What we’re all too polite to say about remote working

I know I’m not the only one who doesn’t buy into all these articles going on about how to ‘engage’ and ‘support’ your remote workers. I’m hearing from Director’s every day about the realities of home working for teams that have never done it before.

What most leaders are too polite to say openly is that they are worried that the same amount of work isn’t being done, never mind more work because of travel time and normal office place distractions aren’t there.

So, the stories that are filling my day are: I’m sure he’s taking a much longer break going for a run and then having lunch; that’s got to take longer right? Never mind the supermarket stories: no one’s going to queue up later so they’re doing it 9 –5, then the big one at the moment, how do I know if anyone’s working longer hours – not because I want them to but let’s face it, many of us are homeschooling/amusing the kids at the moment so that’s got to take time out of the day. Underlying the moan is fear… these people care about their employees, they aren’t being petty, they just know that businesses more than ever need to be productive and efficient so they can ride the impending downturn. Add to this the lack of control and you can see their point.

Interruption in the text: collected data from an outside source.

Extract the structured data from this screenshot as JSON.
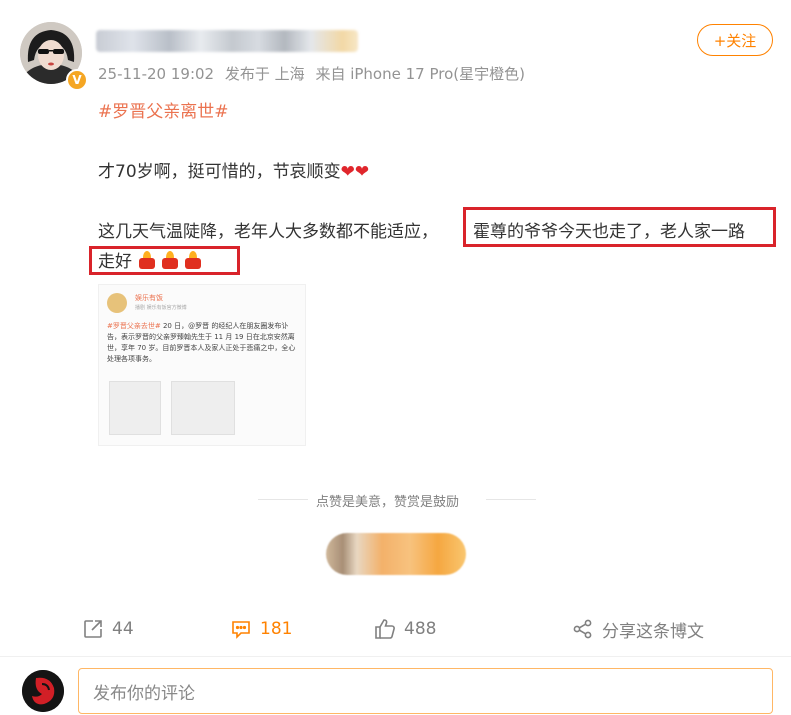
{
  "post": {
    "meta": {
      "time": "25-11-20 19:02",
      "location": "发布于 上海",
      "source": "来自 iPhone 17 Pro(星宇橙色)"
    },
    "follow_label": "+关注",
    "hashtag": "#罗晋父亲离世#",
    "line1": "才70岁啊，挺可惜的，节哀顺变",
    "hearts": "❤❤",
    "line2_a": "这几天气温陡降，老年人大多数都不能适应，",
    "line2_b": "霍尊的爷爷今天也走了，老人家一路",
    "line3": "走好"
  },
  "embedded": {
    "account_name": "娱乐有饭",
    "account_sub": "播剧 娱乐有饭官方微博",
    "hashtag": "#罗晋父亲去世#",
    "text": " 20 日，@罗晋 的经纪人在朋友圈发布讣告，表示罗晋的父亲罗臻翰先生于 11 月 19 日在北京安然离世，享年 70 岁。目前罗晋本人及家人正处于悲痛之中，全心处理各项事务。"
  },
  "reward": {
    "text": "点赞是美意，赞赏是鼓励"
  },
  "actions": {
    "forward_count": "44",
    "comment_count": "181",
    "like_count": "488",
    "share_label": "分享这条博文"
  },
  "comment": {
    "placeholder": "发布你的评论"
  },
  "colors": {
    "accent": "#ff8200",
    "hashtag": "#eb7350",
    "highlight_box": "#d9232a"
  }
}
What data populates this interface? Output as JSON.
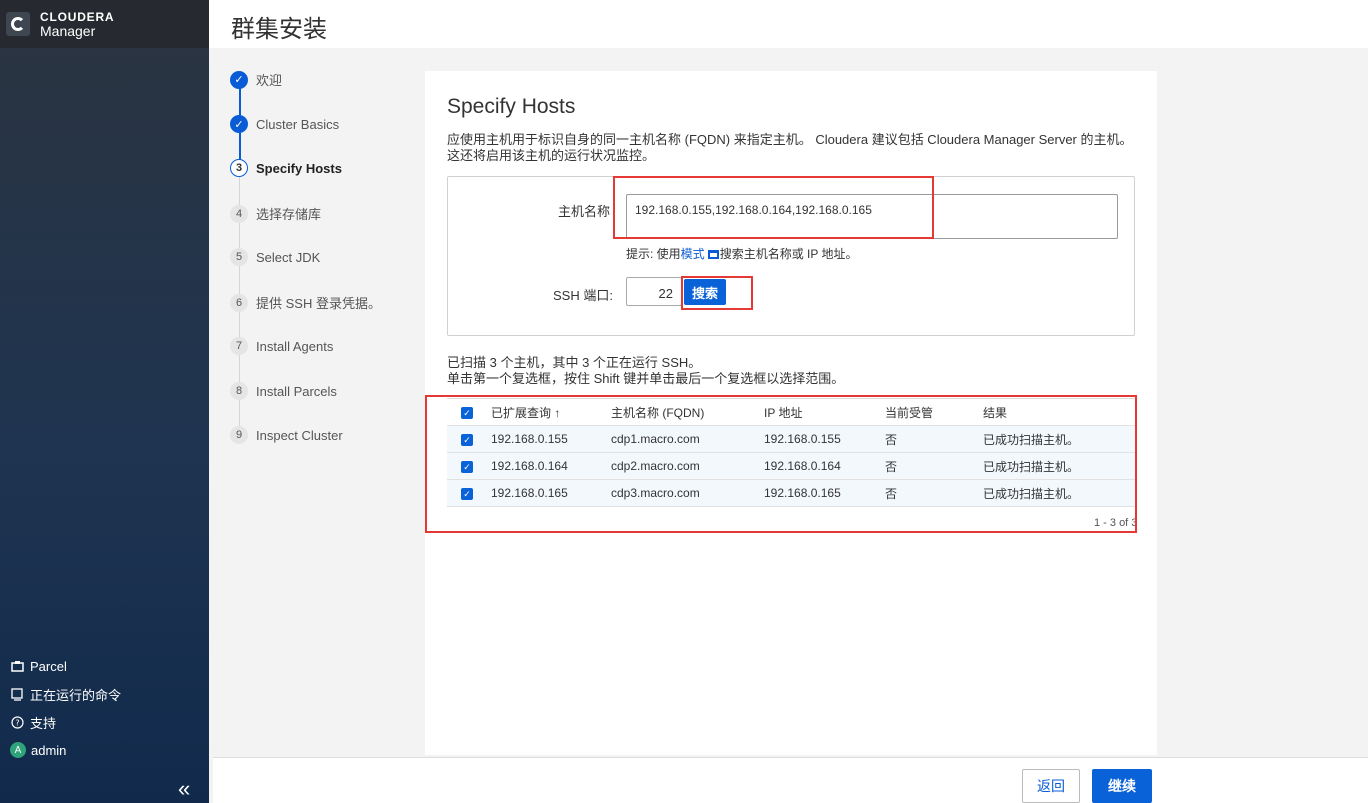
{
  "brand": {
    "name": "CLOUDERA",
    "sub": "Manager"
  },
  "page_title": "群集安装",
  "steps": [
    {
      "num": "✓",
      "label": "欢迎",
      "state": "done"
    },
    {
      "num": "✓",
      "label": "Cluster Basics",
      "state": "done"
    },
    {
      "num": "3",
      "label": "Specify Hosts",
      "state": "current"
    },
    {
      "num": "4",
      "label": "选择存储库",
      "state": "todo"
    },
    {
      "num": "5",
      "label": "Select JDK",
      "state": "todo"
    },
    {
      "num": "6",
      "label": "提供 SSH 登录凭据。",
      "state": "todo"
    },
    {
      "num": "7",
      "label": "Install Agents",
      "state": "todo"
    },
    {
      "num": "8",
      "label": "Install Parcels",
      "state": "todo"
    },
    {
      "num": "9",
      "label": "Inspect Cluster",
      "state": "todo"
    }
  ],
  "sidebar_bottom": [
    {
      "icon": "parcel-icon",
      "label": "Parcel"
    },
    {
      "icon": "running-commands-icon",
      "label": "正在运行的命令"
    },
    {
      "icon": "help-icon",
      "label": "支持"
    },
    {
      "icon": "avatar",
      "label": "admin",
      "initial": "A"
    }
  ],
  "main": {
    "heading": "Specify Hosts",
    "description": "应使用主机用于标识自身的同一主机名称 (FQDN) 来指定主机。 Cloudera 建议包括 Cloudera Manager Server 的主机。这还将启用该主机的运行状况监控。",
    "hostname_label": "主机名称",
    "hostname_value": "192.168.0.155,192.168.0.164,192.168.0.165",
    "hint_prefix": "提示: 使用",
    "hint_link": "模式",
    "hint_suffix": "搜索主机名称或 IP 地址。",
    "ssh_label": "SSH 端口:",
    "ssh_port": "22",
    "search_button": "搜索",
    "scan_line1": "已扫描 3 个主机，其中 3 个正在运行 SSH。",
    "scan_line2": "单击第一个复选框，按住 Shift 键并单击最后一个复选框以选择范围。",
    "table": {
      "headers": [
        "已扩展查询",
        "主机名称 (FQDN)",
        "IP 地址",
        "当前受管",
        "结果"
      ],
      "sort_indicator": "↑",
      "rows": [
        {
          "query": "192.168.0.155",
          "fqdn": "cdp1.macro.com",
          "ip": "192.168.0.155",
          "managed": "否",
          "result": "已成功扫描主机。"
        },
        {
          "query": "192.168.0.164",
          "fqdn": "cdp2.macro.com",
          "ip": "192.168.0.164",
          "managed": "否",
          "result": "已成功扫描主机。"
        },
        {
          "query": "192.168.0.165",
          "fqdn": "cdp3.macro.com",
          "ip": "192.168.0.165",
          "managed": "否",
          "result": "已成功扫描主机。"
        }
      ],
      "pager": "1 - 3 of 3"
    }
  },
  "footer": {
    "back": "返回",
    "next": "继续"
  },
  "colors": {
    "accent": "#0a62d8",
    "highlight": "#e53935"
  }
}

Whilst some of us focus on engaging remote workers (which I’m all for by the way), we can’t ignore the fact that HR and IT departments don’t often work together! Most companies have simply panicked, got IT involved to transition to remote working (some better than others), and now HR are working on engagement, it sounds disconnected because it is.

If you take a board-level view, the question is: Why can’t the systems that we use to run our business track usage and productivity, providing management information to Directors so they have peace of mind the right stuff is being done at the right time and helping HR teams to see where someone needs help getting their head around remote working?

The frustrating thing is these systems are out there, but most companies don’t think about this when they’re choosing a system and so many salespeople aren’t confident enough to talk about these tracking aspects of their software (if they have them). Let’s hope after all this, the service management tech industry make this kind of functionality standard practice and the sales teams are brave enough to ensure IT, HR and all departments work together on choosing and using the system that supports their business operation.